Die IG Merken konnte bei den Erörterungsterminen im Mai 2008 erreichen, dass die Ortsumgehung als Ersatzstraße in den neuen Plan aufgenommen wird. Somit wird die Finanzierung von RWE Power getragen.

Im Jahr 2010 wurde die Umweltverträglichkeitsprüfung durchgeführt. 
Die Linienführung ist abgeschlossen. Es wurde die Linienvariante 2b beschlossen.

Die Planungen verzögerten sich immer wieder an verschiedenen Stellen. Wir haben neben der amtlichen Verkehrszählung im März 2013 im März 2014 eine Vergleichesmeßung durchgeführt.

Die Messungen der zwei Tage ergaben im Schnitt Vormittags eine Zunahme des Verkehrs um 45% und Nachmittags sogar um 87%. Der Spitzenwert lag am Dienstag Nachmittag bei stolzen 90,93%!
Damit kann ein direkter Vergleich zu der im März vergangenen Jahres durchgeführten Messung erfolgen und den bislang nur subjektiven Mehrverkehr belegen.

Ende 2016 soll es nun endlich losgehen

Am 31.08.2016 veranstaltete die Kreisverwaltung gemeinsam mit RWE Power eine Informationsveranstaltung zum Baubeginn der Ortsumgehung K35n.

Neben zahlreichen Bürgern waren Vertreter der Kreis- und Stadtverwaltung Düren, der Gemeinde Niederzier und RWE Power anwesend.
Herr Weinberger (Kreis Düren) erklärte detailliert den Grund für den Neubau der Straße und erklärte die Entscheidung für die Reihenfolge der Bauabschnitte.
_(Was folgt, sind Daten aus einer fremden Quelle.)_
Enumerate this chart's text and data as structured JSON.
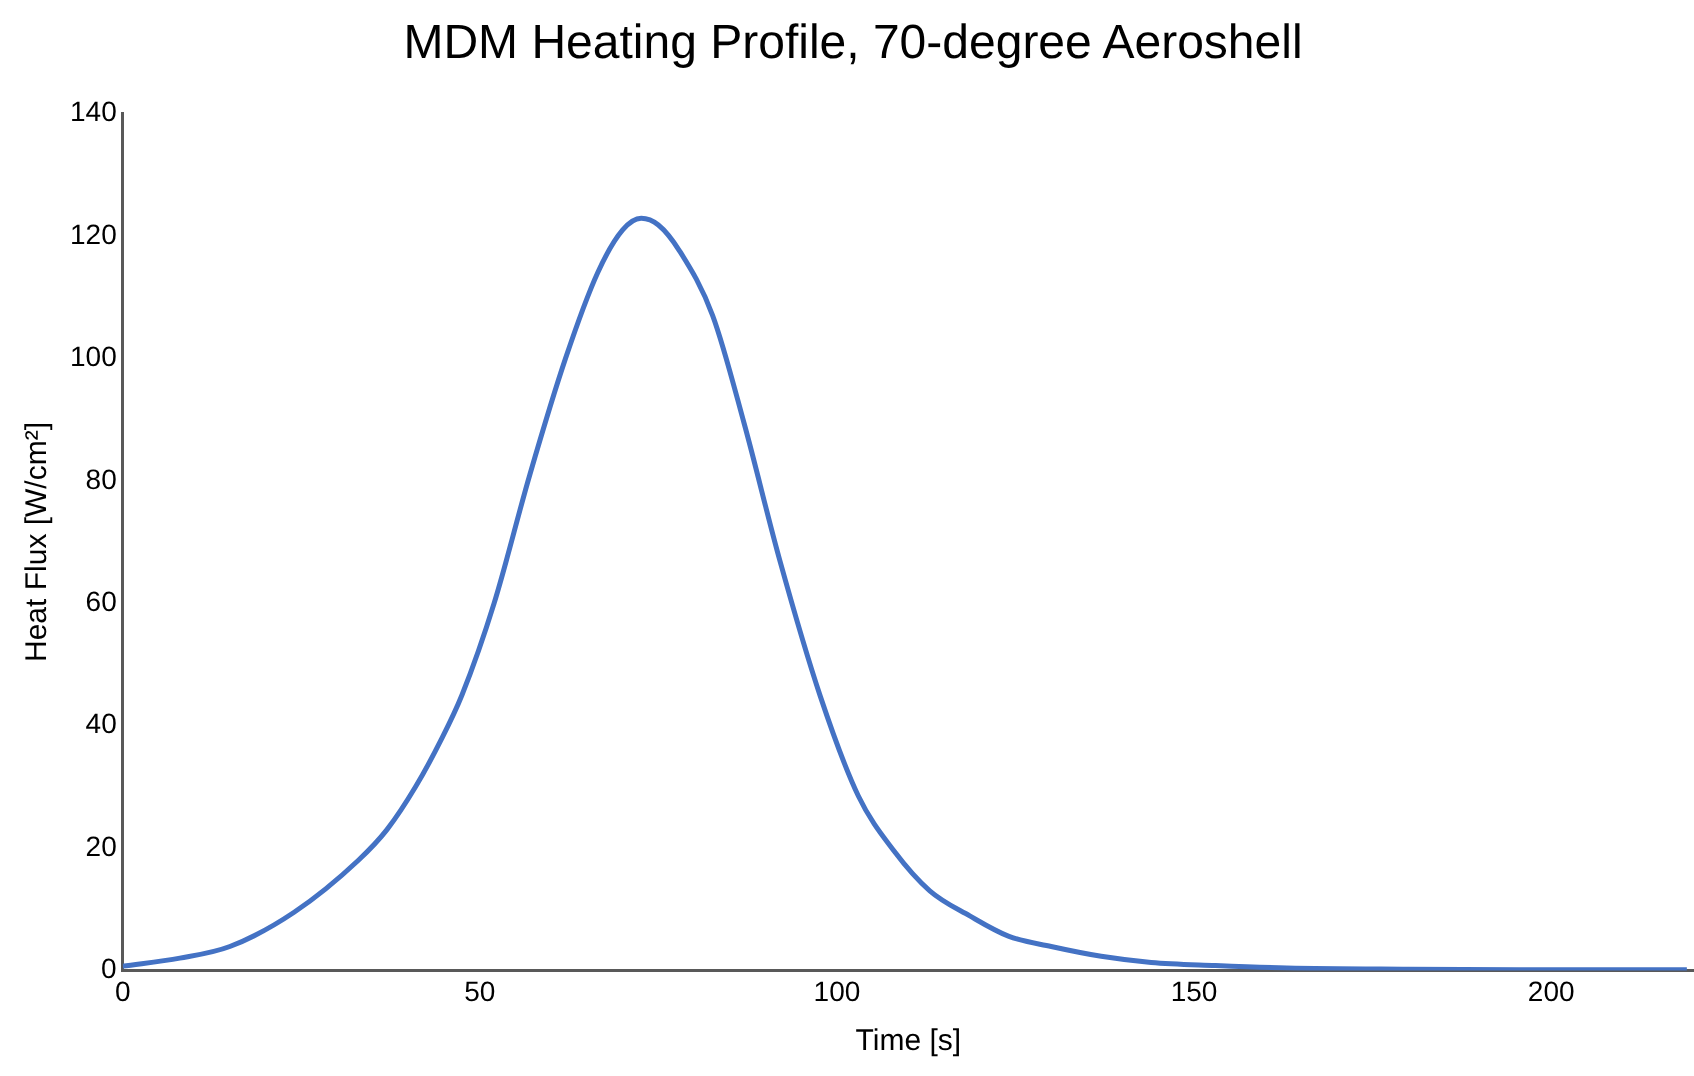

Hierzu hatte es in der Vergangenheit einiges an Unverständnis gegeben, da die Rurbrücke erst nach Fertigstellung der gesamten Straße abgerissen und neugebaut werden soll.
Zu diesem Thema hatte der Bezirksausschußvorsitzende Horst Knapp sowie der Vorsitzende der IG Merken im Vorfeld die Kreisverwaltung aufgefordert, die Straße und die Brücke zeitgleich zu bauen.
Die ausführliche Antwort, warum dies aus planerischen und wirtschaftlichen Gründen nur schwer zu realisieren ist, musste aber schlußendlich akzeptiert werden.

Eine Besonderheit dieses Projektes ist sicherlich, dass der Kreis als Baulastträger und RWE Power als Bauherr gemeinsam agieren. Dies ist der Tatsache geschuldet, dass diese im Braunkohlenplan als Ersatzstraße eingeplant wurde und somit komplett von RWE finanziert wird.

Herr Ritter (RWE Power) ging ausfürlich auf den Bauablauf ein und stand für Detailfragen zur Verfügung.

Im Anschluß fand eine ausgiebige Fragerunde statt.